World talks aimed at reaching a protocol on global warming seemed on the verge of collapse one week after they began in Kyoto, Japan. European wanted the United States to agree to steeper cuts in pollution emissions. The American delegates and other wealthy nations wanted developing countries to make a stronger committment to pollution controls. Gore was caught in the middle of it all. He knew that without his intervention, the Kyoto talks were likely to fail. But there was enormous pressure on him not to go. He was told that the agreement might do major damage to the economy, endangering everything that had been gained, socially and politically, over the Clinton boom years. Furthermore, whatever he did would not be enough to please the environmentalists, and the business community was strongly opposed to the talks and hoped they would collapse. His trusted consultant, Bob Squier, armed with polling data, came to him and said he was absolutely convinced that it was political suicide. "You can't go," he told Gore. "If you go, I can't help you. No one can help you. This is going to kill you."
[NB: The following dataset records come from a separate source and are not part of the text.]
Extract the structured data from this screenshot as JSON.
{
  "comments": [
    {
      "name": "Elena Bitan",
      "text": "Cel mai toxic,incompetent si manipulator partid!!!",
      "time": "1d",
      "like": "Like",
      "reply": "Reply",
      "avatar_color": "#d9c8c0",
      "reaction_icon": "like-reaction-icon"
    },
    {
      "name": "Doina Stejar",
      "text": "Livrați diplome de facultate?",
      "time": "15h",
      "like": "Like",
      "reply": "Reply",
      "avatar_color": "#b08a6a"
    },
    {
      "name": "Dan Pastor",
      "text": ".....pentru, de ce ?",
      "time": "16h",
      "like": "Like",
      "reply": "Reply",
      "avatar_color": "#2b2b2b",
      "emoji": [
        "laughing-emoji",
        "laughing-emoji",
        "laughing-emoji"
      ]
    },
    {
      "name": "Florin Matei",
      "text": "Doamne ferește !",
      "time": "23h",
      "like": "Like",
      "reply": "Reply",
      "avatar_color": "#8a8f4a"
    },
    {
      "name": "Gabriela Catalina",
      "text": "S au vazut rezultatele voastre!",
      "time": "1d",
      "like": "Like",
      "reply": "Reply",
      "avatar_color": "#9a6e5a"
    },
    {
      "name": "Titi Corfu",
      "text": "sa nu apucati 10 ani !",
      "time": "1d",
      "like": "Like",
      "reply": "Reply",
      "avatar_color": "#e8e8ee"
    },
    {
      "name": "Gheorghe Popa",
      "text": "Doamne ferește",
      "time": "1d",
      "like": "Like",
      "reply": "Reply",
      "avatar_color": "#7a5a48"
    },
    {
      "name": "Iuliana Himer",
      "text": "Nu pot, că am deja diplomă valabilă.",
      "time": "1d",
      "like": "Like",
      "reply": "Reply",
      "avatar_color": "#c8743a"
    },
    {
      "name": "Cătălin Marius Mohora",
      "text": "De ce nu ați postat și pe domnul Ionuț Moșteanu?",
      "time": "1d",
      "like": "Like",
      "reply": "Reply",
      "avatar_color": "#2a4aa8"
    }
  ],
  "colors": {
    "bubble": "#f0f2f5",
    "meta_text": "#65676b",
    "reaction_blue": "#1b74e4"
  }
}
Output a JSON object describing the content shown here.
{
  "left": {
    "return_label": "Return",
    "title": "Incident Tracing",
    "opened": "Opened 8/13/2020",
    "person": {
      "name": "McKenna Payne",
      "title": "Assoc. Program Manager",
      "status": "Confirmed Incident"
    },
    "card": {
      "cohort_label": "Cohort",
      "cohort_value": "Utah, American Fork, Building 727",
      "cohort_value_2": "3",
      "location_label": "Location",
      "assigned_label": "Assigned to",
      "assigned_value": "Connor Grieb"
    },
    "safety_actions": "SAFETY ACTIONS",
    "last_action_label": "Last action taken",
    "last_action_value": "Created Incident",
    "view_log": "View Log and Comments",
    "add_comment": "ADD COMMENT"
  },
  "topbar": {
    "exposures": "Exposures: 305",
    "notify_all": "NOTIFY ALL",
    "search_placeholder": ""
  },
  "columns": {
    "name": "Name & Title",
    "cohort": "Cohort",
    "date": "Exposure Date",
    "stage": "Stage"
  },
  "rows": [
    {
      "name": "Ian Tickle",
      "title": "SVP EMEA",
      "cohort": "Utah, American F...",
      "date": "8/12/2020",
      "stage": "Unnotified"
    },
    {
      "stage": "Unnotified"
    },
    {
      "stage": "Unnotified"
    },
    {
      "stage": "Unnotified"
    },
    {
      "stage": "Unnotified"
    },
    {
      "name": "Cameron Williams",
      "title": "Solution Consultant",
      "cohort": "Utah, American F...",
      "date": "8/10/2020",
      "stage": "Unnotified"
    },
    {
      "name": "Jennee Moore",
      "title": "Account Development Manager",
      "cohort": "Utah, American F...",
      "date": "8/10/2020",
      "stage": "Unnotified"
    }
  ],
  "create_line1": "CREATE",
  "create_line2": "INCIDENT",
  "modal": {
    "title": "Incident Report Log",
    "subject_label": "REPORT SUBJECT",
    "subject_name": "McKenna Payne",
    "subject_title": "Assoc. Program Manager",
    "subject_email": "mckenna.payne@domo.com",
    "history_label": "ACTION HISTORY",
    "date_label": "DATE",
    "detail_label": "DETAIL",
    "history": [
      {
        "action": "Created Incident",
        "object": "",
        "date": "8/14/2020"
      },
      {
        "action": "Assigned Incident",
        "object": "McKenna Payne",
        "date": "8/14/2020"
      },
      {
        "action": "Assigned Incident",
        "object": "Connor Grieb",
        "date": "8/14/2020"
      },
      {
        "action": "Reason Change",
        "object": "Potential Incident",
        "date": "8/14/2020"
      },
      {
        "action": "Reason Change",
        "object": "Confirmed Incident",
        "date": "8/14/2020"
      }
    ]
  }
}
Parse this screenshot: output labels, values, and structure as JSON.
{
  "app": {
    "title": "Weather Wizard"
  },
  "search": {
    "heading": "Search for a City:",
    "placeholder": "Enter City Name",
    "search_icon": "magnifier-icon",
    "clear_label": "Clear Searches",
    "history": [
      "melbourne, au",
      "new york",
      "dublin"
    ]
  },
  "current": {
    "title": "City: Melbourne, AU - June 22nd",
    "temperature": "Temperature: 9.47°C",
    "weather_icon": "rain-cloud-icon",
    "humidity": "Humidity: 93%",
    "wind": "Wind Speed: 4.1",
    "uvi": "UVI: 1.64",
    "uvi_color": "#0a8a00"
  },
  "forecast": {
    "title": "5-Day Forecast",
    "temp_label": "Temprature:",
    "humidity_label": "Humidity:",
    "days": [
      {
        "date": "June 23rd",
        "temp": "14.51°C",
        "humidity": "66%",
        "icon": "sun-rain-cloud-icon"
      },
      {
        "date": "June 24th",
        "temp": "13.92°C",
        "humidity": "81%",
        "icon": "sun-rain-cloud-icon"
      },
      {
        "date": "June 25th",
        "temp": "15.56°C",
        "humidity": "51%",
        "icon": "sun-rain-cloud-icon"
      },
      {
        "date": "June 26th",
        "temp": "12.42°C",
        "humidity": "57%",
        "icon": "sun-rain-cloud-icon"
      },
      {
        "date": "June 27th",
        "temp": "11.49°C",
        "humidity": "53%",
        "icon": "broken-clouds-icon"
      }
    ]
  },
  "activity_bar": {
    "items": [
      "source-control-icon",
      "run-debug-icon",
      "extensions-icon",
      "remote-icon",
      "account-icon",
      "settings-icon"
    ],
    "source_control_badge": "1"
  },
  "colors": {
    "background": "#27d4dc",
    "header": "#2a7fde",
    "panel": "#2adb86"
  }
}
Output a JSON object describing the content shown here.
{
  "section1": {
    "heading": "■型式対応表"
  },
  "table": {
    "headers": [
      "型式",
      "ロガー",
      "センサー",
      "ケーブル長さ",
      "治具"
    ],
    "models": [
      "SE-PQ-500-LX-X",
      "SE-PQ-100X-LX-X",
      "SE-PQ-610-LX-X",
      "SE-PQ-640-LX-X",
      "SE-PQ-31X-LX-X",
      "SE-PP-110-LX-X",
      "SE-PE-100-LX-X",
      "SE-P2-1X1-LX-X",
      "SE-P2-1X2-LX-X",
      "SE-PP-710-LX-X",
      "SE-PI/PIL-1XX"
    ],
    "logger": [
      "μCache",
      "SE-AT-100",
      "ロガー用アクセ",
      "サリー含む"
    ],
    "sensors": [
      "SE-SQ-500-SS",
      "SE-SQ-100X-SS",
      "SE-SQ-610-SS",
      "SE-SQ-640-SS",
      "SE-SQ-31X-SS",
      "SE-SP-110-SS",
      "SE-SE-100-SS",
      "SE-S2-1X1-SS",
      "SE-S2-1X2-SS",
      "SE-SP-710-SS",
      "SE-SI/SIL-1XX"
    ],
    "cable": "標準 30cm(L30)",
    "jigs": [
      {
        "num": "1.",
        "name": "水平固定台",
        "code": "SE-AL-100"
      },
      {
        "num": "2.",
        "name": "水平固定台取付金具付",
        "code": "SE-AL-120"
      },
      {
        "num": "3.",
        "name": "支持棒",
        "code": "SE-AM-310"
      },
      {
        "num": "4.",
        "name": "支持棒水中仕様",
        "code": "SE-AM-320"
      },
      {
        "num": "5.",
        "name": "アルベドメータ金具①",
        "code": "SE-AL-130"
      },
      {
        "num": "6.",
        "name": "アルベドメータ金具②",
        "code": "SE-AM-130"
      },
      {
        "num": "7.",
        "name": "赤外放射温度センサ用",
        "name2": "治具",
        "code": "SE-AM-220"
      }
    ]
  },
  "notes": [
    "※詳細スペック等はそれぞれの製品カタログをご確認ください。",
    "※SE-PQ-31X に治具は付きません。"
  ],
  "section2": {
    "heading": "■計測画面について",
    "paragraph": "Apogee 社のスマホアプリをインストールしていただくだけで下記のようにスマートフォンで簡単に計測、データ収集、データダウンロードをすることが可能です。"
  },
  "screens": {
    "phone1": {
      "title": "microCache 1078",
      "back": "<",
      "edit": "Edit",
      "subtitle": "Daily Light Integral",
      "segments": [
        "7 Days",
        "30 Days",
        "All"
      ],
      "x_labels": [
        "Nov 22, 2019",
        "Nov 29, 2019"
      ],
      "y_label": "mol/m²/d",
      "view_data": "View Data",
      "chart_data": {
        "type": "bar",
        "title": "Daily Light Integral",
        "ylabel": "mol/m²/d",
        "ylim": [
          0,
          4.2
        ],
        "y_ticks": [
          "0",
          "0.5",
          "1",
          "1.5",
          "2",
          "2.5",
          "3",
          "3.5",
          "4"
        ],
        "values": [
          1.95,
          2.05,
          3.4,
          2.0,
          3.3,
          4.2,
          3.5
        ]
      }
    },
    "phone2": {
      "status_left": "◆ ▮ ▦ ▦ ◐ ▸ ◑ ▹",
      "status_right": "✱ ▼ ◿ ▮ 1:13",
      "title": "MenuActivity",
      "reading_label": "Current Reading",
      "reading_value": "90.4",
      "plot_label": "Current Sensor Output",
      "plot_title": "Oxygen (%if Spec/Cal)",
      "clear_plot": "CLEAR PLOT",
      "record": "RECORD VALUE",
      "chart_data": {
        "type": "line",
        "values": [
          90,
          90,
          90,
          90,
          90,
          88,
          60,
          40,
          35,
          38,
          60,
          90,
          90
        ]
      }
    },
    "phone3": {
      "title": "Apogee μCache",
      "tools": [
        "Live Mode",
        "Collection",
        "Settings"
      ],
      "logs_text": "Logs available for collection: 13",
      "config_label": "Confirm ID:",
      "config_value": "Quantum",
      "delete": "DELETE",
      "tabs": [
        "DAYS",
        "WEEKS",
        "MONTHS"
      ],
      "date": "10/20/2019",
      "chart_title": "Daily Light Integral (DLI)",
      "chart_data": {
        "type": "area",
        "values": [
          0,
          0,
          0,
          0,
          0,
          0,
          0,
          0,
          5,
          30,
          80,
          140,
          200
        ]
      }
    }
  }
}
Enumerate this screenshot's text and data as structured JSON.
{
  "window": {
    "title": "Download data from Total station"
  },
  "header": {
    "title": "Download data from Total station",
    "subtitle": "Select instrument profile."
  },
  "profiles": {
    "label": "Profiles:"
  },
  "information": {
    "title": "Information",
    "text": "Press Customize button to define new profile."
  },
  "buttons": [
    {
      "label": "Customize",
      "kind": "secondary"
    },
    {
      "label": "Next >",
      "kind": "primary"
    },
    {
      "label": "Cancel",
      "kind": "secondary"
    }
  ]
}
If Squier was caution whispering persuasively in his ear, Gore was not listening this time. Before he left, he met with a dozen senior administration staffers in his West Wing Office. Only one person in the room thought he should go. That was Al Gore. During the meeting, he went around the room, asking aides one by one for their opinion. Some said that the decision was very difficult and that they would not offer a position. Others were adamant that he should not go. Thank you very much, Gore said. I'm going to think about this. There was no way he was not going to Japan. He worked on his speech on the flight over, then conferred with President Clinton from his hotel room, working out the final wording before heading over to the conference room-- cavernous, windowless and beige-- where hundreds of delegates were waiting. The room fell silent as he walked in. He said that the Americans were willing to show "an increased negotiating flexibility"-- words that refueled the talks. After meeting privately with officials from South America, Japan, China, India, Braziland Europe to broker a consensus, the treaty was kept alive. As he left, he flashed a thumbs-up sign to his aide, Katie McGinty. Go get'em, he said. Call me if you need me. On the plane back, Gore walked through the cabinpumped by adrenaline, as his staff slept in utter exhaustion.



The Prince of Tennessee, by David Maraniss, pp. 287-88.